Some might say the extra 2 byte overhead for a variable length field might 
waste $2.73 in disk space and they can't afford that on a measly 6-9 byte 
field.
The fun part would be now adding an offset field to any api data 
structures to support changing this field to variable length.

Rob Berendt
-- 
Group Dekko Services, LLC
Dept 01.073
PO Box 2000
Dock 108
6928N 400E
Kendallville, IN 46755
http://www.dekko.com





James Rich <james@xxxxxxxxxxx> 
Sent by: midrange-l-bounces+rob=dekko.com@xxxxxxxxxxxx
12/14/2004 03:31 PM
Please respond to
Midrange Systems Technical Discussion <midrange-l@xxxxxxxxxxxx>


To
Midrange Systems Technical Discussion <midrange-l@xxxxxxxxxxxx>
cc

Subject
Re: The Day the Music Dies (was:  RE: backup spool file)

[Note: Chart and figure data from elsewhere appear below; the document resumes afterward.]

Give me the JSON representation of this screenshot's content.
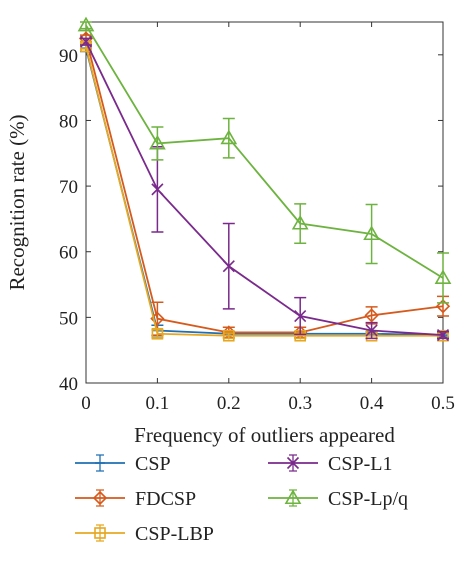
{
  "chart_data": {
    "type": "line",
    "title": "",
    "xlabel": "Frequency of outliers appeared",
    "ylabel": "Recognition rate (%)",
    "x": [
      0,
      0.1,
      0.2,
      0.3,
      0.4,
      0.5
    ],
    "x_ticks": [
      "0",
      "0.1",
      "0.2",
      "0.3",
      "0.4",
      "0.5"
    ],
    "y_ticks": [
      "40",
      "50",
      "60",
      "70",
      "80",
      "90"
    ],
    "xlim": [
      0,
      0.5
    ],
    "ylim": [
      40,
      95
    ],
    "grid": false,
    "legend_position": "bottom",
    "series": [
      {
        "name": "CSP",
        "color": "#1f6fb2",
        "marker": "dash",
        "values": [
          91.0,
          48.0,
          47.5,
          47.5,
          47.5,
          47.3
        ],
        "errors": [
          0.5,
          0.8,
          0.3,
          0.3,
          0.3,
          0.3
        ]
      },
      {
        "name": "FDCSP",
        "color": "#d65a1c",
        "marker": "diamond",
        "values": [
          92.5,
          49.8,
          47.7,
          47.7,
          50.3,
          51.7
        ],
        "errors": [
          0.5,
          2.5,
          0.8,
          0.8,
          1.3,
          1.5
        ]
      },
      {
        "name": "CSP-LBP",
        "color": "#e6a822",
        "marker": "square",
        "values": [
          91.3,
          47.5,
          47.2,
          47.2,
          47.2,
          47.2
        ],
        "errors": [
          0.4,
          0.6,
          0.4,
          0.4,
          0.4,
          0.4
        ]
      },
      {
        "name": "CSP-L1",
        "color": "#7a2a8c",
        "marker": "x",
        "values": [
          92.0,
          69.5,
          57.8,
          50.2,
          48.0,
          47.3
        ],
        "errors": [
          0.5,
          6.5,
          6.5,
          2.8,
          1.2,
          0.5
        ]
      },
      {
        "name": "CSP-Lp/q",
        "color": "#6db33f",
        "marker": "triangle",
        "values": [
          94.5,
          76.5,
          77.3,
          64.3,
          62.7,
          56.0
        ],
        "errors": [
          0.5,
          2.5,
          3.0,
          3.0,
          4.5,
          3.8
        ]
      }
    ]
  }
}
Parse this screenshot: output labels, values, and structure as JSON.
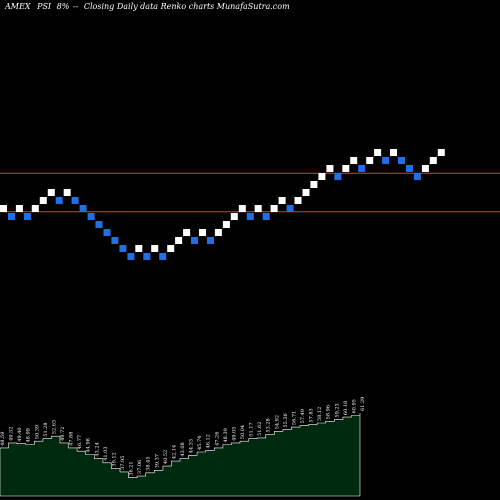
{
  "header": {
    "exchange": "AMEX",
    "symbol": "PSI",
    "change": "8%",
    "description": "Closing Daily data  Renko  charts MunafaSutra.com"
  },
  "colors": {
    "background": "#000000",
    "up_brick": "#ffffff",
    "down_brick": "#1e6fe8",
    "level_line": "#b5532a",
    "volume_fill": "#002a0f",
    "volume_line": "#ffffff"
  },
  "chart_data": {
    "type": "renko",
    "bricks": [
      {
        "level": 0,
        "dir": "up"
      },
      {
        "level": -1,
        "dir": "down"
      },
      {
        "level": 0,
        "dir": "up"
      },
      {
        "level": -1,
        "dir": "down"
      },
      {
        "level": 0,
        "dir": "up"
      },
      {
        "level": 1,
        "dir": "up"
      },
      {
        "level": 2,
        "dir": "up"
      },
      {
        "level": 1,
        "dir": "down"
      },
      {
        "level": 2,
        "dir": "up"
      },
      {
        "level": 1,
        "dir": "down"
      },
      {
        "level": 0,
        "dir": "down"
      },
      {
        "level": -1,
        "dir": "down"
      },
      {
        "level": -2,
        "dir": "down"
      },
      {
        "level": -3,
        "dir": "down"
      },
      {
        "level": -4,
        "dir": "down"
      },
      {
        "level": -5,
        "dir": "down"
      },
      {
        "level": -6,
        "dir": "down"
      },
      {
        "level": -5,
        "dir": "up"
      },
      {
        "level": -6,
        "dir": "down"
      },
      {
        "level": -5,
        "dir": "up"
      },
      {
        "level": -6,
        "dir": "down"
      },
      {
        "level": -5,
        "dir": "up"
      },
      {
        "level": -4,
        "dir": "up"
      },
      {
        "level": -3,
        "dir": "up"
      },
      {
        "level": -4,
        "dir": "down"
      },
      {
        "level": -3,
        "dir": "up"
      },
      {
        "level": -4,
        "dir": "down"
      },
      {
        "level": -3,
        "dir": "up"
      },
      {
        "level": -2,
        "dir": "up"
      },
      {
        "level": -1,
        "dir": "up"
      },
      {
        "level": 0,
        "dir": "up"
      },
      {
        "level": -1,
        "dir": "down"
      },
      {
        "level": 0,
        "dir": "up"
      },
      {
        "level": -1,
        "dir": "down"
      },
      {
        "level": 0,
        "dir": "up"
      },
      {
        "level": 1,
        "dir": "up"
      },
      {
        "level": 0,
        "dir": "down"
      },
      {
        "level": 1,
        "dir": "up"
      },
      {
        "level": 2,
        "dir": "up"
      },
      {
        "level": 3,
        "dir": "up"
      },
      {
        "level": 4,
        "dir": "up"
      },
      {
        "level": 5,
        "dir": "up"
      },
      {
        "level": 4,
        "dir": "down"
      },
      {
        "level": 5,
        "dir": "up"
      },
      {
        "level": 6,
        "dir": "up"
      },
      {
        "level": 5,
        "dir": "down"
      },
      {
        "level": 6,
        "dir": "up"
      },
      {
        "level": 7,
        "dir": "up"
      },
      {
        "level": 6,
        "dir": "down"
      },
      {
        "level": 7,
        "dir": "up"
      },
      {
        "level": 6,
        "dir": "down"
      },
      {
        "level": 5,
        "dir": "down"
      },
      {
        "level": 4,
        "dir": "down"
      },
      {
        "level": 5,
        "dir": "up"
      },
      {
        "level": 6,
        "dir": "up"
      },
      {
        "level": 7,
        "dir": "up"
      }
    ],
    "reference_levels": [
      4.4,
      -0.4
    ],
    "volume_panel": {
      "values": [
        0.58,
        0.64,
        0.63,
        0.62,
        0.66,
        0.69,
        0.72,
        0.64,
        0.58,
        0.54,
        0.5,
        0.45,
        0.4,
        0.33,
        0.29,
        0.22,
        0.24,
        0.28,
        0.31,
        0.36,
        0.42,
        0.45,
        0.49,
        0.53,
        0.55,
        0.58,
        0.62,
        0.64,
        0.66,
        0.69,
        0.7,
        0.74,
        0.78,
        0.8,
        0.83,
        0.85,
        0.86,
        0.88,
        0.9,
        0.92,
        0.95,
        0.97,
        1.0
      ],
      "labels": [
        "48.59",
        "49.52",
        "49.40",
        "48.99",
        "50.39",
        "51.28",
        "52.63",
        "49.72",
        "47.88",
        "46.77",
        "44.98",
        "43.24",
        "41.03",
        "39.12",
        "37.95",
        "36.21",
        "37.06",
        "38.45",
        "39.37",
        "40.52",
        "42.14",
        "43.08",
        "44.33",
        "45.74",
        "46.12",
        "47.26",
        "48.39",
        "49.05",
        "50.04",
        "51.17",
        "51.62",
        "53.28",
        "54.92",
        "55.36",
        "56.71",
        "57.49",
        "57.83",
        "58.12",
        "58.96",
        "59.23",
        "60.18",
        "60.95",
        "61.29"
      ]
    }
  }
}
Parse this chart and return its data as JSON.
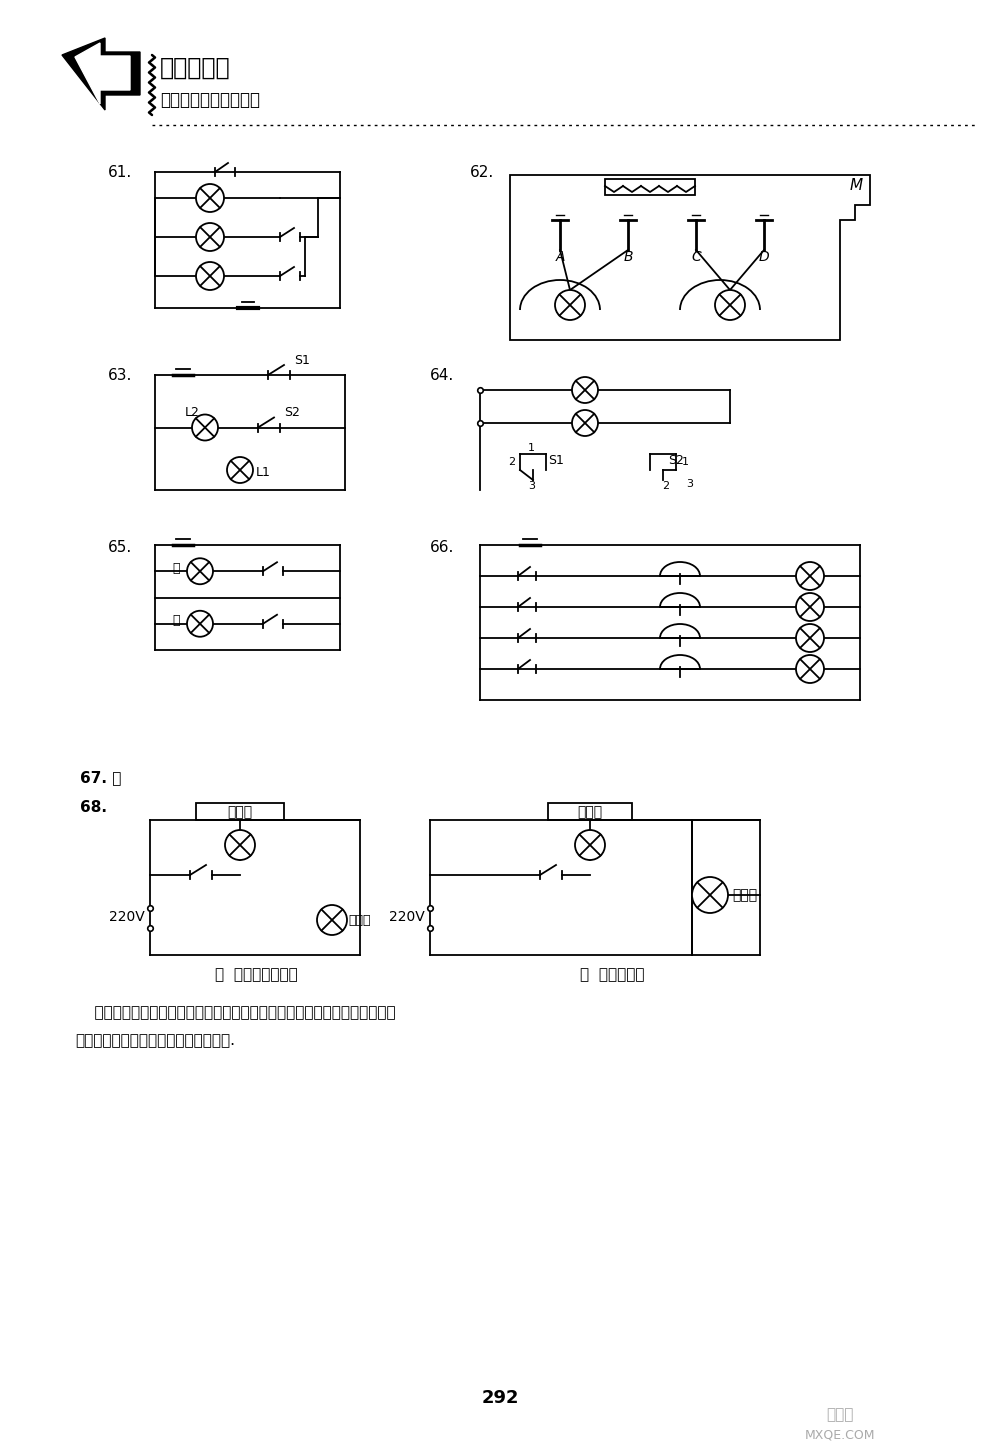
{
  "bg_color": "#ffffff",
  "text_color": "#1a1a1a",
  "page_number": "292",
  "title1": "尖子生题库",
  "title2": "物理九年级（上科版）",
  "label_61": "61.",
  "label_62": "62.",
  "label_63": "63.",
  "label_64": "64.",
  "label_65": "65.",
  "label_66": "66.",
  "label_67": "67. 略",
  "label_68": "68.",
  "label_jia": "甲  学徒电工的电路",
  "label_yi": "乙  正确的电路",
  "desc1": "    当开关断开时，两灯串联，都发光但亮度较低；当开关闭合时，院子里的灯",
  "desc2": "被短路，不能发光，而室内灯正常发光.",
  "M_label": "M",
  "A_label": "A",
  "B_label": "B",
  "C_label": "C",
  "D_label": "D",
  "S1_label": "S1",
  "S2_label": "S2",
  "L1_label": "L1",
  "L2_label": "L2",
  "red_label": "红",
  "green_label": "绿",
  "v220_label": "220V",
  "room_light": "室内灯",
  "yard_light": "院子灯",
  "wm1": "答案圈",
  "wm2": "MXQE.COM"
}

On Tue, 14 Dec 2004, Al Barsa wrote:

> You can always make a command parameter bigger.
>
> The problem is what do you do with fields for system output files.  The
> output file for DSPOBJD has three fields, ODCPVR, ODCVRM and ODPVRM 
which
> are all six bytes long.  If you change the length of these fields, this
> will cause logic in programs to break.

And Vern wrote:

> The SYSLVL parameter of RTVOBJD takes a 9-character variable. The format 
is
> VnnRnnMnn. But, as Al says, there are lots of places that use 
6-character
> format - not the least being all the TGTRLS parameters, which are now
> defined as *CHAR-8.

Why use fixed lengths at all?  Make the VRM be a "string" that can be any 
length.  Heck, in linux you can even add your own custom tag to the "VRM" 
(i.e. something like 2.6.9-we_did_this) and all the tools handle it just 
fine.  Why couldn't the iSeries do something similar?

James Rich

It's not the software that's free; it's you.